L'accordo siglato lo scorso marzo tra Lenin Moreno, presidente dell'Ecuador, e Christine Lagarde, allora direttrice del Fondo Monetario Internazionale (FMI), ha conseguenze drammatiche contro le quali le masse popolari protestano.
Mentre paesi come gli Stati Uniti o la Francia possono prendere denaro in prestito a tassi quasi nulli o addirittura negativi, lo scorso gennaio l'Ecuador ha dovuto accettare un tasso d'interesse del 10,75%, segno che i banchieri e i mercati finanziari hanno considerato il paese vicino al fallimento.
Due mesi dopo, in cambio di aliquote ridotte, il FMI, insieme ad altre istituzioni, ha imposto drastici risparmi sul bilancio dell'Ecuador, compreso la fine delle sovvenzioni corrispondenti alla metà del prezzo del carburante. Lenin Moreno non voleva far pagare le classi ricche.
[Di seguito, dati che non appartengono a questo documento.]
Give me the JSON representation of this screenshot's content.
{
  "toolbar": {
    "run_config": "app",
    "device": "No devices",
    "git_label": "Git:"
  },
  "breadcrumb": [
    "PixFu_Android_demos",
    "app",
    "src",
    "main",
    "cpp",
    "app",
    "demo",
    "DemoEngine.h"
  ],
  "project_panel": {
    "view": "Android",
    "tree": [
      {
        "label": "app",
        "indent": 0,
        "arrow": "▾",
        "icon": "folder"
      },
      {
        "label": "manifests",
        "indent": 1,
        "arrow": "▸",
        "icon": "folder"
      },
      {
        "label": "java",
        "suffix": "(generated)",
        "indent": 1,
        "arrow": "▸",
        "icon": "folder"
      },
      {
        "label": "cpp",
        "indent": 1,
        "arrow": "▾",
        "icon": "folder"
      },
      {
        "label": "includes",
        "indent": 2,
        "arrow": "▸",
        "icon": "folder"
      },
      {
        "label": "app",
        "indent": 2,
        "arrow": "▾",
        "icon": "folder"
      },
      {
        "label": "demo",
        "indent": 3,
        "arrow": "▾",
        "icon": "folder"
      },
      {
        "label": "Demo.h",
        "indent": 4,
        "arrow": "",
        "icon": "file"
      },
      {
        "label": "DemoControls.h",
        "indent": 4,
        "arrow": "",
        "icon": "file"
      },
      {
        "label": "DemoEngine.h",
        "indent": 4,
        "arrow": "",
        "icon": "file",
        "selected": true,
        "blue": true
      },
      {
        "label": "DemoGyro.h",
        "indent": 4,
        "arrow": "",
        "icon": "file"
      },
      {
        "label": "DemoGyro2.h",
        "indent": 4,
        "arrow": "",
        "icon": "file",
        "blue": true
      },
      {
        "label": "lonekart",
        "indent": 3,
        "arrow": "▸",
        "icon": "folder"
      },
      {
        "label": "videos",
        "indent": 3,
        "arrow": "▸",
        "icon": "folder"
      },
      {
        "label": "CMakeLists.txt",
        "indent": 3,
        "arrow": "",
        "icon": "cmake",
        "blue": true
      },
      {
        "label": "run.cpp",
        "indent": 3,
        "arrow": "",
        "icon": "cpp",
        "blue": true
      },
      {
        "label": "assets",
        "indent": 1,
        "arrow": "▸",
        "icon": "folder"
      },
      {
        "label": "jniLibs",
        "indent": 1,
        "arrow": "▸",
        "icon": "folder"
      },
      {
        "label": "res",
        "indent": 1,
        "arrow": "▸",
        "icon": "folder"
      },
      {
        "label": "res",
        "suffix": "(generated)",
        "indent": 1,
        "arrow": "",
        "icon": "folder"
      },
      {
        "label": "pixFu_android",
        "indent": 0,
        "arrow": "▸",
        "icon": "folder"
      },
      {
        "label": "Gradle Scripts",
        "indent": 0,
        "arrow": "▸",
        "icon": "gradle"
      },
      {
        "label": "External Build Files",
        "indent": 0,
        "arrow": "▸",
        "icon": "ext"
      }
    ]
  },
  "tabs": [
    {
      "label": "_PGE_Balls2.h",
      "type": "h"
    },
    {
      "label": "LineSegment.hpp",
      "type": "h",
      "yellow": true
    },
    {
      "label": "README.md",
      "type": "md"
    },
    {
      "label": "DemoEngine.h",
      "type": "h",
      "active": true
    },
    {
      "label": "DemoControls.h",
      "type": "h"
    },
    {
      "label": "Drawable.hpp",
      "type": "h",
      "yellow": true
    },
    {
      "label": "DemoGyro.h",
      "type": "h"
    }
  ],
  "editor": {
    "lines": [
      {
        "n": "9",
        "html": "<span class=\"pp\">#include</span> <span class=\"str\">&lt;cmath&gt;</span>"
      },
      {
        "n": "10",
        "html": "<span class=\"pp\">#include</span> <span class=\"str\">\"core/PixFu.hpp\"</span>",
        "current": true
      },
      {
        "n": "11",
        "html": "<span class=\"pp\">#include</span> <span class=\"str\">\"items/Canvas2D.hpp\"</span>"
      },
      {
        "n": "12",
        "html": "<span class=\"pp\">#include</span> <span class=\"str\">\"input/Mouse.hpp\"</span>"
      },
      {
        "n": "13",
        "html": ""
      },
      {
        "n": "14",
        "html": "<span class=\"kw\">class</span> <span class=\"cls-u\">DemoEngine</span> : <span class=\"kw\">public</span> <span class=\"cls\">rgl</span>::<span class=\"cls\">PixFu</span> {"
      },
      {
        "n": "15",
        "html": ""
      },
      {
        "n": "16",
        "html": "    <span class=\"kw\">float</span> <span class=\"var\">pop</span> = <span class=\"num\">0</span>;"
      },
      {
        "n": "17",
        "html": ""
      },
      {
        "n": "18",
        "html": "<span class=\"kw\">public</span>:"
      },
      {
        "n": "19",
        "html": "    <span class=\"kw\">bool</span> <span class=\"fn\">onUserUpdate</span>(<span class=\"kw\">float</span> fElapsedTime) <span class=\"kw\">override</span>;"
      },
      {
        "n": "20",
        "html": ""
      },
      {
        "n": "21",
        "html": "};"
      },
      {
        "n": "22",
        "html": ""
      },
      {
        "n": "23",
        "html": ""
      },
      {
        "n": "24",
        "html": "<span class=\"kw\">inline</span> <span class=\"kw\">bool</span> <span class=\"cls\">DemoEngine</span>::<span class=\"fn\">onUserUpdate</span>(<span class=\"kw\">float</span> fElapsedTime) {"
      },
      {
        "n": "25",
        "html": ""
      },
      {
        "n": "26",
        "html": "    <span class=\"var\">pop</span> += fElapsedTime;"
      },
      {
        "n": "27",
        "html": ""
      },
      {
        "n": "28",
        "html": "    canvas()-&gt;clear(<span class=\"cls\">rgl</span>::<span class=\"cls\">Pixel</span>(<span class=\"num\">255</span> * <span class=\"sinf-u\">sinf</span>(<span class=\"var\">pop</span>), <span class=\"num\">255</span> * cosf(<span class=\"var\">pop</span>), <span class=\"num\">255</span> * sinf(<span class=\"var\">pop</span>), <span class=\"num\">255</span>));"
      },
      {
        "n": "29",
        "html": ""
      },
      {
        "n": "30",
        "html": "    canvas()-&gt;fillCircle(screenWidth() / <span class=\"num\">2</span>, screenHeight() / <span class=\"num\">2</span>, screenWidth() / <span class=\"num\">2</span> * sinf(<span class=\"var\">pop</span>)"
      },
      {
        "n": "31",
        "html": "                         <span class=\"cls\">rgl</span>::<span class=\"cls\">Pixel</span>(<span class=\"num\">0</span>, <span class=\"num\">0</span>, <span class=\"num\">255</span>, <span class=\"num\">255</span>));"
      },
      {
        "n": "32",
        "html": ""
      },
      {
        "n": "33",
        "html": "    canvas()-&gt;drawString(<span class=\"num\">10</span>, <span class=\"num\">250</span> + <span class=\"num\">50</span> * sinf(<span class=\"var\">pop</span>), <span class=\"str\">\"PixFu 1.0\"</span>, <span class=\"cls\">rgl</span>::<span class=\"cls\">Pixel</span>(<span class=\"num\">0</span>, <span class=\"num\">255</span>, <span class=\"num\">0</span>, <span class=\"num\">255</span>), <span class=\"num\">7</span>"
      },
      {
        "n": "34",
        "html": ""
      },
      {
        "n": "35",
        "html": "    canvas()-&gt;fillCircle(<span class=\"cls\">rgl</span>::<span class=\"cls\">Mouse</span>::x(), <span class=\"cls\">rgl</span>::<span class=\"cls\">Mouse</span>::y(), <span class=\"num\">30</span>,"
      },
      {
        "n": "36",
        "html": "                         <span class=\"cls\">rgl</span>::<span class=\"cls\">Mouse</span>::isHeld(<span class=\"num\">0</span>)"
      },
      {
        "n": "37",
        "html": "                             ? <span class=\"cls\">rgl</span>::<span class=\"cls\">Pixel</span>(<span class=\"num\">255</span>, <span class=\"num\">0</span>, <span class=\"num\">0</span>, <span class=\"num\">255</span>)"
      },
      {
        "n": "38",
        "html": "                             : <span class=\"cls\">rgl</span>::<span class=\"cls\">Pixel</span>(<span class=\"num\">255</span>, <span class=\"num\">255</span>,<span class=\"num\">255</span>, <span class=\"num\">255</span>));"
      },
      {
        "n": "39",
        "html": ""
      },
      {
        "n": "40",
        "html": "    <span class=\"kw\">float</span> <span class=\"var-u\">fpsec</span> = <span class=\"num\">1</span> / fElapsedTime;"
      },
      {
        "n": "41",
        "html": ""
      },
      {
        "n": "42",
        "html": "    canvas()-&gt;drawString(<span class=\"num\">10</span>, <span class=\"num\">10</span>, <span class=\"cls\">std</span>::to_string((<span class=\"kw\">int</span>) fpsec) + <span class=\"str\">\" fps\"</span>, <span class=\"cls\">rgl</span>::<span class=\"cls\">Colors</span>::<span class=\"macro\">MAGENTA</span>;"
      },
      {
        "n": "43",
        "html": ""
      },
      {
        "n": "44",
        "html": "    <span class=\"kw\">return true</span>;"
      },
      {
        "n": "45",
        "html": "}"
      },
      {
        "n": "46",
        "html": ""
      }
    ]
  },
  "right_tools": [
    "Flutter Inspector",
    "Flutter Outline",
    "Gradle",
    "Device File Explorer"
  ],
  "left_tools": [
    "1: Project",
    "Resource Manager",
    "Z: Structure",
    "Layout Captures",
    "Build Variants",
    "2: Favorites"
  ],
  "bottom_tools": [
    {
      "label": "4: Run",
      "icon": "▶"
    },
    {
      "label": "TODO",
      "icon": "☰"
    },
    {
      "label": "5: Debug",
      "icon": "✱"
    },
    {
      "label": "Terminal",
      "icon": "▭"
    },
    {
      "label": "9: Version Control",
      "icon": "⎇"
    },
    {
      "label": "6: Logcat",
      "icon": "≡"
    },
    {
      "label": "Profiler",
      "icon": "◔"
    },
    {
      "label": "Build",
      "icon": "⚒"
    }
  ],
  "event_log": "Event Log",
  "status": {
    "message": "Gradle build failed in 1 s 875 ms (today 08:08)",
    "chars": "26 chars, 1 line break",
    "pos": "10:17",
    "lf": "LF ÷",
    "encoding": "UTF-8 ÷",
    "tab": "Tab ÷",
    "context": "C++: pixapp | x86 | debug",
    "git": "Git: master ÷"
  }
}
Eletto nel 2017 contro un avversario banchiere, Lenin Moreno era stato il Vicepresidente di Rafael Correa, che tra il 2007 e il 2013 aveva mandato il FMI a quel paese per provare a ridurre la povertà grazie ai proventi del petrolio. Una volta eletto, la sua politica, apertamente antioperaia e sottomessa a quella degli Stati Uniti, ha presto deluso la popolazione. Con gli attacchi di Moreno, alleato con il dirigente dei padroni che ha fatto suo ministro delle finanze, la rabbia ha seguito la delusione. La pressione del FMI, agente esattore delle banche, ha fatto esplodere la pentola.